Luke Angel
2025

PII Masking Starter Kit

Year
2025
Stack
python · pyspark · aws-glue · aws-databrew · aws-s3
Outcome
Open source · MIT · github.com/drlukeangel/PII-Masking-Starter-Kit-Product-Management

The kit is the smallest credible PII masking stack a data-engineering team needs to ship a compliant pipeline. A four-bucket rubric, a runnable PySpark job, an AWS DataBrew recipe, and a verify script that fails CI when the rubric ever drifts from the output.

github.com/drlukeangel/PII-Masking-Starter-Kit-Product-Management

Why this exists

Most teams handle PII three ways: ignore it (illegal), hash everything (useless), or argue about it for six weeks before a single byte moves (expensive). The kit is the minimal opinionated alternative — a rubric the team agrees on once, then code that enforces it.
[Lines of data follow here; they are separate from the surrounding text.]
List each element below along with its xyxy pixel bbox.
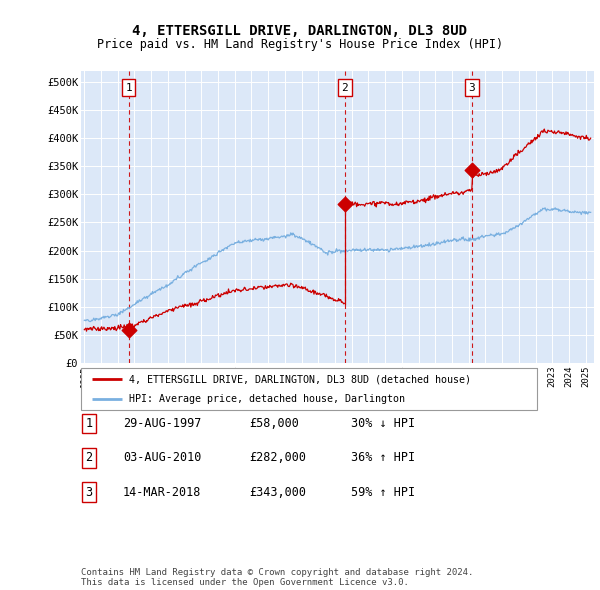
Point xyxy=(124,326,134,335)
Text: 2: 2 xyxy=(85,451,92,464)
Text: 1: 1 xyxy=(85,417,92,430)
Text: 3: 3 xyxy=(469,83,475,93)
Text: 59% ↑ HPI: 59% ↑ HPI xyxy=(351,486,415,499)
FancyBboxPatch shape xyxy=(81,368,537,410)
Text: 3: 3 xyxy=(85,486,92,499)
Text: 4, ETTERSGILL DRIVE, DARLINGTON, DL3 8UD: 4, ETTERSGILL DRIVE, DARLINGTON, DL3 8UD xyxy=(133,24,467,38)
Text: £58,000: £58,000 xyxy=(249,417,299,430)
Text: Contains HM Land Registry data © Crown copyright and database right 2024.
This d: Contains HM Land Registry data © Crown c… xyxy=(81,568,473,587)
Text: 2: 2 xyxy=(341,83,348,93)
Point xyxy=(467,165,477,175)
Text: £343,000: £343,000 xyxy=(249,486,306,499)
Text: 36% ↑ HPI: 36% ↑ HPI xyxy=(351,451,415,464)
Text: 14-MAR-2018: 14-MAR-2018 xyxy=(123,486,202,499)
Text: £282,000: £282,000 xyxy=(249,451,306,464)
Point xyxy=(340,200,350,209)
Text: 4, ETTERSGILL DRIVE, DARLINGTON, DL3 8UD (detached house): 4, ETTERSGILL DRIVE, DARLINGTON, DL3 8UD… xyxy=(129,374,471,384)
Text: 03-AUG-2010: 03-AUG-2010 xyxy=(123,451,202,464)
Text: 29-AUG-1997: 29-AUG-1997 xyxy=(123,417,202,430)
Text: HPI: Average price, detached house, Darlington: HPI: Average price, detached house, Darl… xyxy=(129,394,405,404)
Text: Price paid vs. HM Land Registry's House Price Index (HPI): Price paid vs. HM Land Registry's House … xyxy=(97,38,503,51)
Text: 1: 1 xyxy=(125,83,132,93)
Text: 30% ↓ HPI: 30% ↓ HPI xyxy=(351,417,415,430)
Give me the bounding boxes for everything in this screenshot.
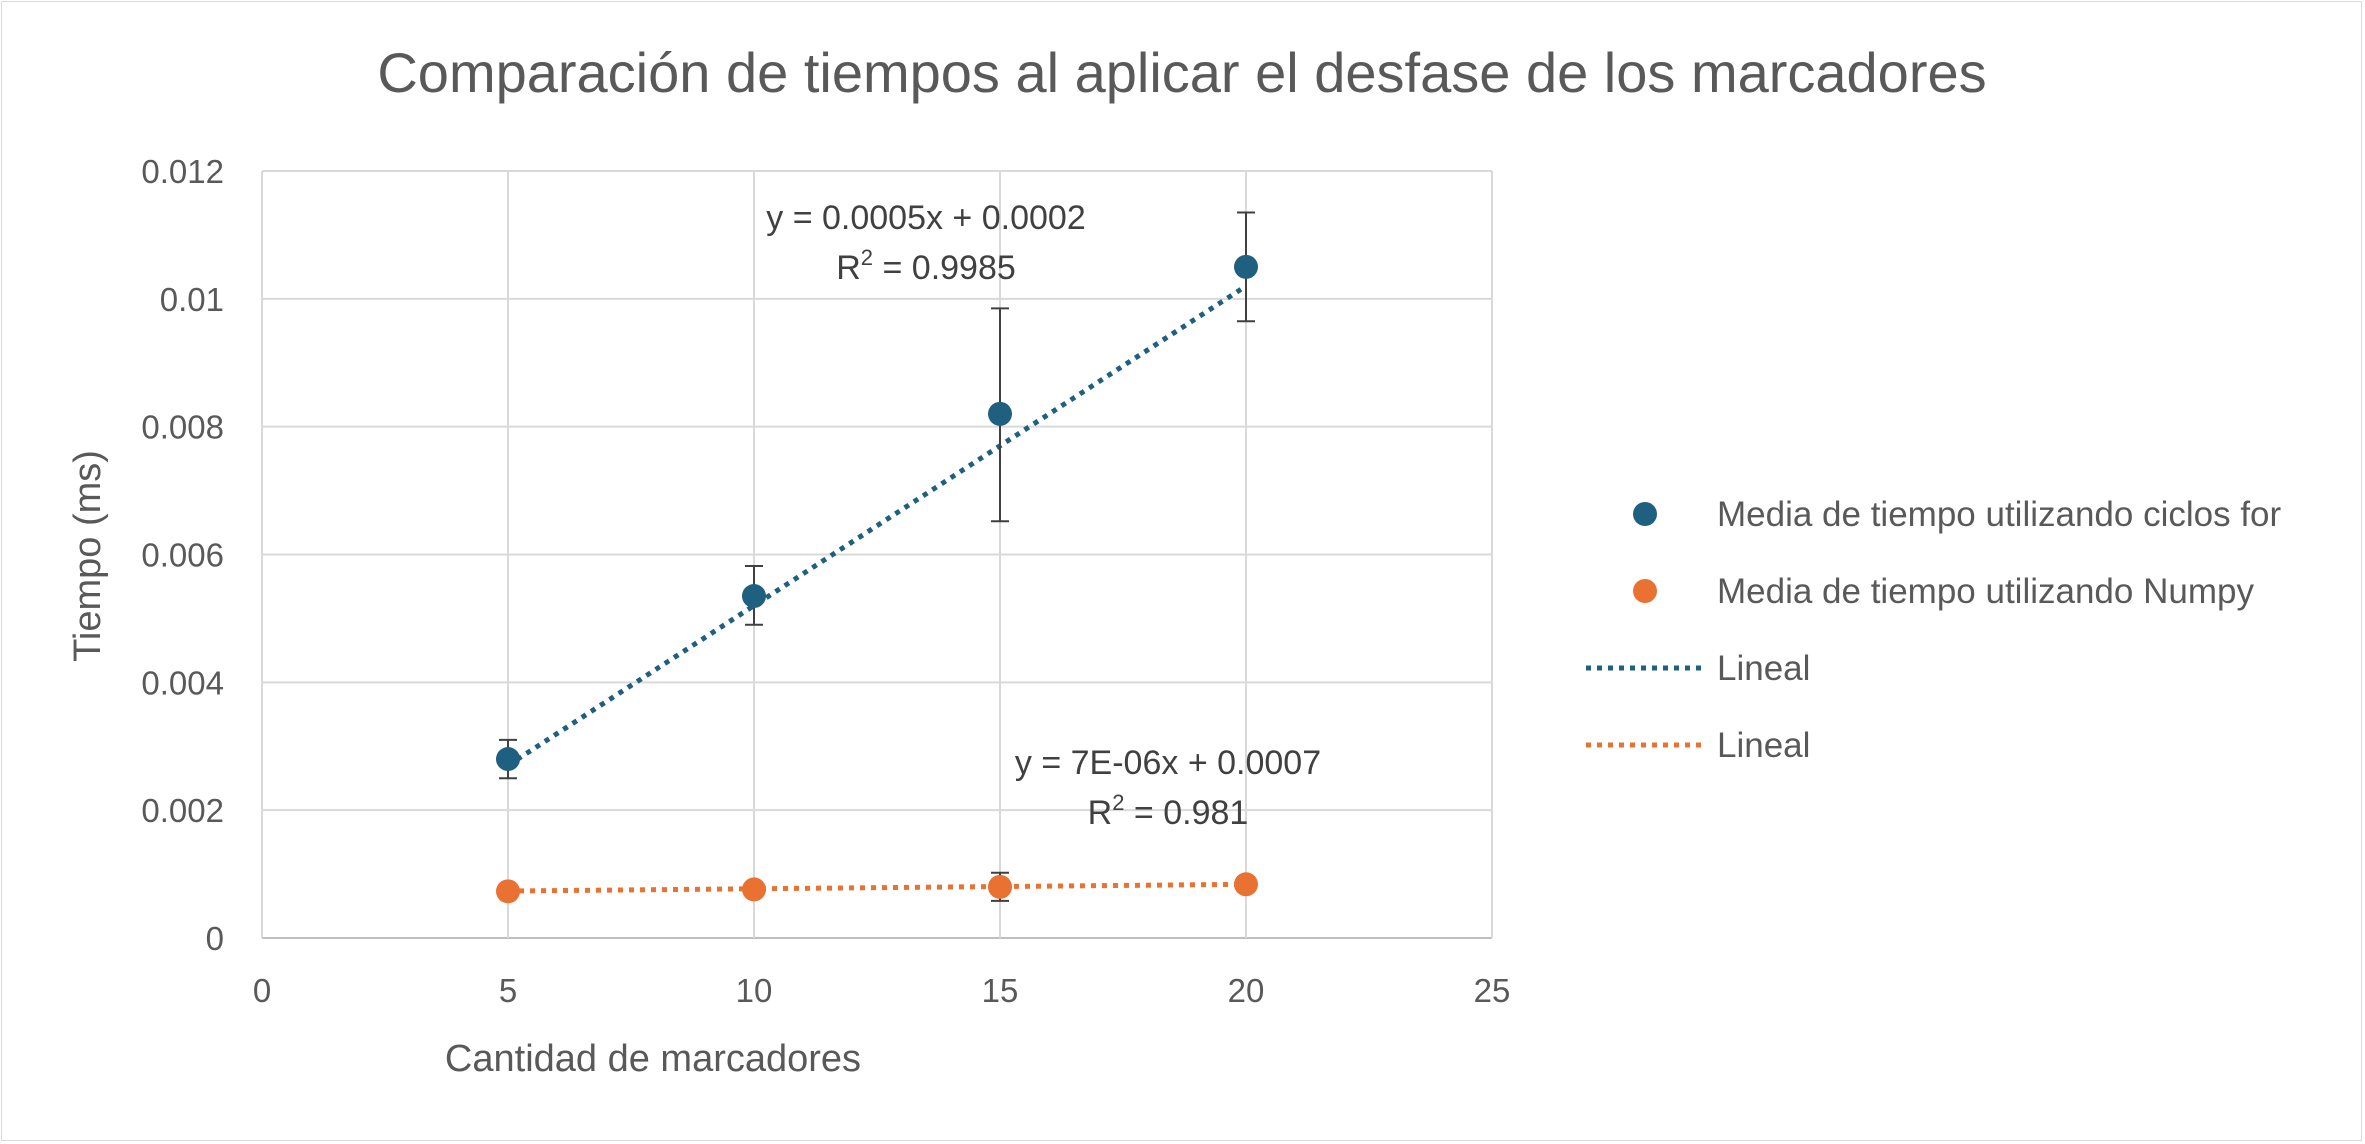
y-tick-label: 0.004: [141, 664, 224, 701]
legend-item-trend-numpy: Lineal: [1586, 726, 1810, 765]
r2-label-numpy: R2 = 0.981: [1088, 790, 1249, 832]
data-point: [496, 879, 520, 904]
y-tick-label: 0: [206, 920, 224, 957]
equation-label-for: y = 0.0005x + 0.0002: [766, 199, 1085, 237]
trendline-equation-numpy: y = 7E-06x + 0.0007 R2 = 0.981: [1015, 744, 1321, 832]
trendline-1: [507, 881, 1247, 894]
data-point: [1234, 254, 1258, 279]
data-point: [988, 401, 1012, 426]
legend-item-trend-for: Lineal: [1586, 649, 1810, 688]
x-tick-label: 15: [982, 972, 1019, 1009]
legend-item-numpy: Media de tiempo utilizando Numpy: [1633, 572, 2254, 611]
legend-label-trend-numpy: Lineal: [1717, 726, 1810, 765]
legend: Media de tiempo utilizando ciclos for Me…: [1586, 495, 2282, 765]
data-point: [742, 877, 766, 902]
y-tick-label: 0.01: [160, 281, 224, 318]
legend-label-numpy: Media de tiempo utilizando Numpy: [1717, 572, 2254, 611]
x-tick-labels: 0 5 10 15 20 25: [253, 972, 1511, 1009]
gridlines: [261, 170, 1493, 939]
trendline-0: [506, 283, 1248, 768]
equation-label-numpy: y = 7E-06x + 0.0007: [1015, 744, 1321, 782]
r2-label-for: R2 = 0.9985: [836, 245, 1016, 287]
data-point: [1234, 872, 1258, 897]
trendlines: [506, 283, 1248, 894]
legend-marker-for: [1633, 502, 1657, 526]
x-tick-label: 25: [1474, 972, 1511, 1009]
y-tick-label: 0.008: [141, 409, 224, 446]
y-tick-labels: 0 0.002 0.004 0.006 0.008 0.01 0.012: [141, 153, 224, 957]
chart-title: Comparación de tiempos al aplicar el des…: [377, 41, 1986, 104]
x-axis-title: Cantidad de marcadores: [445, 1038, 861, 1080]
x-tick-label: 10: [736, 972, 773, 1009]
legend-item-for: Media de tiempo utilizando ciclos for: [1633, 495, 2282, 534]
x-tick-label: 20: [1228, 972, 1265, 1009]
x-tick-label: 0: [253, 972, 271, 1009]
y-axis-title: Tiempo (ms): [67, 450, 109, 662]
y-tick-label: 0.012: [141, 153, 224, 190]
trendline-equation-for: y = 0.0005x + 0.0002 R2 = 0.9985: [766, 199, 1085, 287]
data-point: [496, 747, 520, 772]
legend-marker-numpy: [1633, 579, 1657, 603]
y-tick-label: 0.006: [141, 537, 224, 574]
data-point: [988, 874, 1012, 899]
y-tick-label: 0.002: [141, 792, 224, 829]
x-tick-label: 5: [499, 972, 517, 1009]
legend-label-trend-for: Lineal: [1717, 649, 1810, 688]
data-points: [496, 254, 1258, 904]
data-point: [742, 584, 766, 609]
legend-label-for: Media de tiempo utilizando ciclos for: [1717, 495, 2282, 534]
The rubric, in one paragraph

PII isn't one thing. It's four.

  • Direct identifiers (email, device serial) → hashed with a rotating salt
  • Quasi-identifiers (name, employee ID) → tokenized to a stable random string so joins still work
  • Sensitive attributes (location, biometric, health) → generalized (GPS snapped to a 0.01° grid; ages bucketed into five-year bins)
  • Behavioral data (battery level, usage minutes) → kept

That's the whole rubric. Print it. Tape it next to your monitor.

What's in the box

FileJob
rubric.mdThe four-bucket rubric, one page
data/generate_synthetic.pyGenerate fake tool-telemetry data
data/sample_tool_telemetry.csv20 rows of synthetic data, ready to run
glue/pii_masking_job.pyPySpark Glue job — production path
databrew/recipe.jsonDataBrew recipe — analyst-friendly path
verify.pyPost-mask invariants check; fails CI on drift

How teams use it

  • Engineering managers fork as a starting template for the data-pipeline repo
  • Product managers read rubric.md and stop there
  • Data engineers lift the Glue job structure, swap in their own schema
  • Privacy / Legal audit rubric.md and verify.py — the verify script is the contract

Paired with

The data shape used throughout the examples is industrial tool telemetry — operator IDs, GPS readings, job-site addresses — which is also the shape the Connected Products Starter Kit emits. The two kits work together: one ingests the data, the other masks it before it goes anywhere downstream.